The country has C cities numbered from 1 to C. There are P one‐way roads connecting these cities. The i^th road goes from city A_i to city B_i and does not incur any travel cost.

Besides roads, there are F one‐way flights available. The i^th flight goes from city J_i to city K_i and costs T_i yuan. Even if zzy does not currently have enough cash, he can use money he will earn in the future to pay for the flight.

zzy can start working from any city and may choose to retire at any moment, in any city. With unlimited working time, determine the maximum amount of money zzy can earn. If he can earn an arbitrarily large amount of money, output \(\texttt{orz}\).

Note: Any formulas in this description are written in LaTeX. For example, the earning in a city is denoted by \(D\) and the net gain when taking a flight from city \(u\) to city \(v\) is \(D-T\).

inputFormat

The first line contains four space‐separated integers: \(C\), \(P\), \(F\), and \(D\), representing the number of cities, the number of roads, the number of flights, and the maximum amount of money that can be earned in one city, respectively.

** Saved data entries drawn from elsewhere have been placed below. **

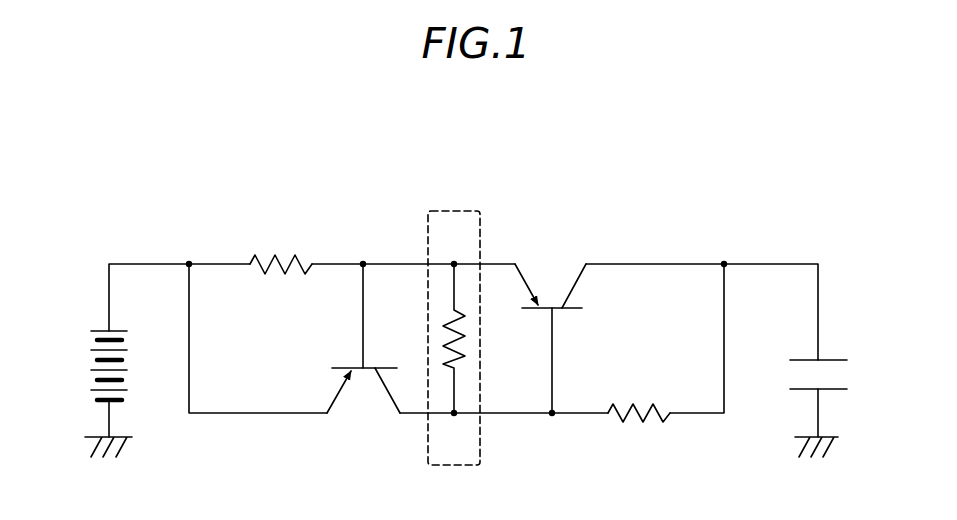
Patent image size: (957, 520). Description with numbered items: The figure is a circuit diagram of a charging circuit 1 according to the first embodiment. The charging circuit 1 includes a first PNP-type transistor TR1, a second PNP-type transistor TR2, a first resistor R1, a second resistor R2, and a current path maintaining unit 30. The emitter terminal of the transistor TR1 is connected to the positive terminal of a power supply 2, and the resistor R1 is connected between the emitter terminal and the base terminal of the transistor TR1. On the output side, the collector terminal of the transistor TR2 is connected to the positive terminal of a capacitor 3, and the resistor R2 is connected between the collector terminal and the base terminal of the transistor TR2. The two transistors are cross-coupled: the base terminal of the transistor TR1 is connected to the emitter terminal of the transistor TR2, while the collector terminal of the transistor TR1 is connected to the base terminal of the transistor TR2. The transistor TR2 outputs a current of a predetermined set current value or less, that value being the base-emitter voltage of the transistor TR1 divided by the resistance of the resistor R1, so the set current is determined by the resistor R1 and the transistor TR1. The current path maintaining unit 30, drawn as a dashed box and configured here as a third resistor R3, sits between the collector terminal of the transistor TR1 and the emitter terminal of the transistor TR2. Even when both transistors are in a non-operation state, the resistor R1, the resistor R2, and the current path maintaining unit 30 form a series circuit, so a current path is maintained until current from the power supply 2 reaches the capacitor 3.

The charging circuit 1 is at (795, 236).
The power supply 2 is at (104, 327).
The capacitor 3 is at (829, 354).
The current path maintaining unit 30 is at (451, 208).
The first resistor R1 is at (281, 279).
The second resistor R2 is at (639, 398).
The third resistor R3 is at (452, 316).
The first PNP-type transistor TR1 is at (343, 338).
The second PNP-type transistor TR2 is at (568, 338).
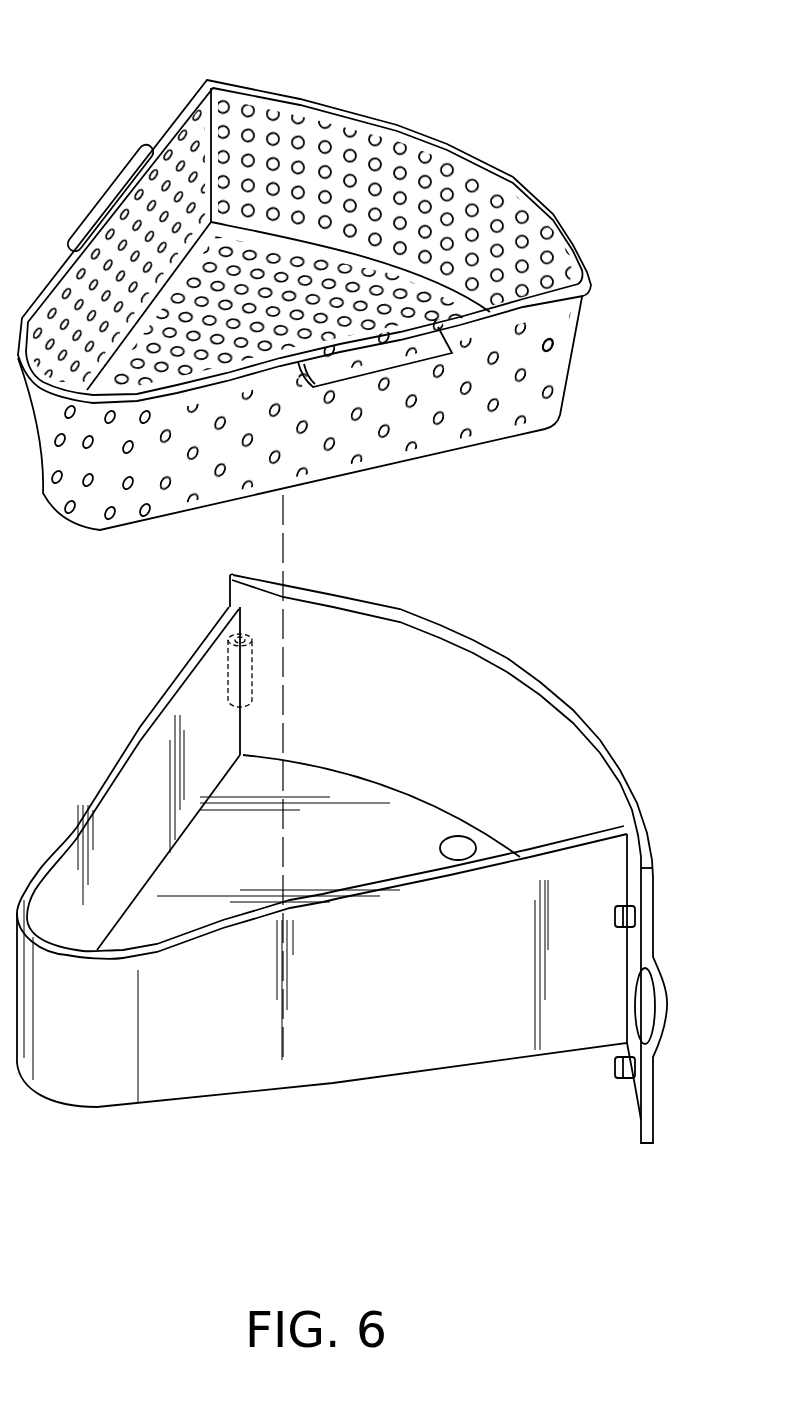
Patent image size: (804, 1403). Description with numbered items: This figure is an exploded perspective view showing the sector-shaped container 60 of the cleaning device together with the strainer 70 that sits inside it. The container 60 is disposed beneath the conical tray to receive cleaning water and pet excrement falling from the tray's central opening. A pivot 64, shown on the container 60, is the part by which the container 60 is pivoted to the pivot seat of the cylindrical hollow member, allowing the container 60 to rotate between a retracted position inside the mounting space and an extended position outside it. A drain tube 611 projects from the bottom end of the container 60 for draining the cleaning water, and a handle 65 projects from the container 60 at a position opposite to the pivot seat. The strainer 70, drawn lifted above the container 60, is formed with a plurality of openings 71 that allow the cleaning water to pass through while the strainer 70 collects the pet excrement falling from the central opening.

The next \(P\) lines each contain two integers \(A\) and \(B\), indicating a one‐way road from city \(A\) to city \(B\>.

The following \(F\) lines each contain three integers \(J\), \(K\), and \(T\), indicating a one‐way flight from city \(J\) to city \(K\) with a cost of \(T\) yuan.

outputFormat

Output a single value representing the maximum money zzy can earn. If the amount is unbounded, output orz.

sample

3 0 0 10

10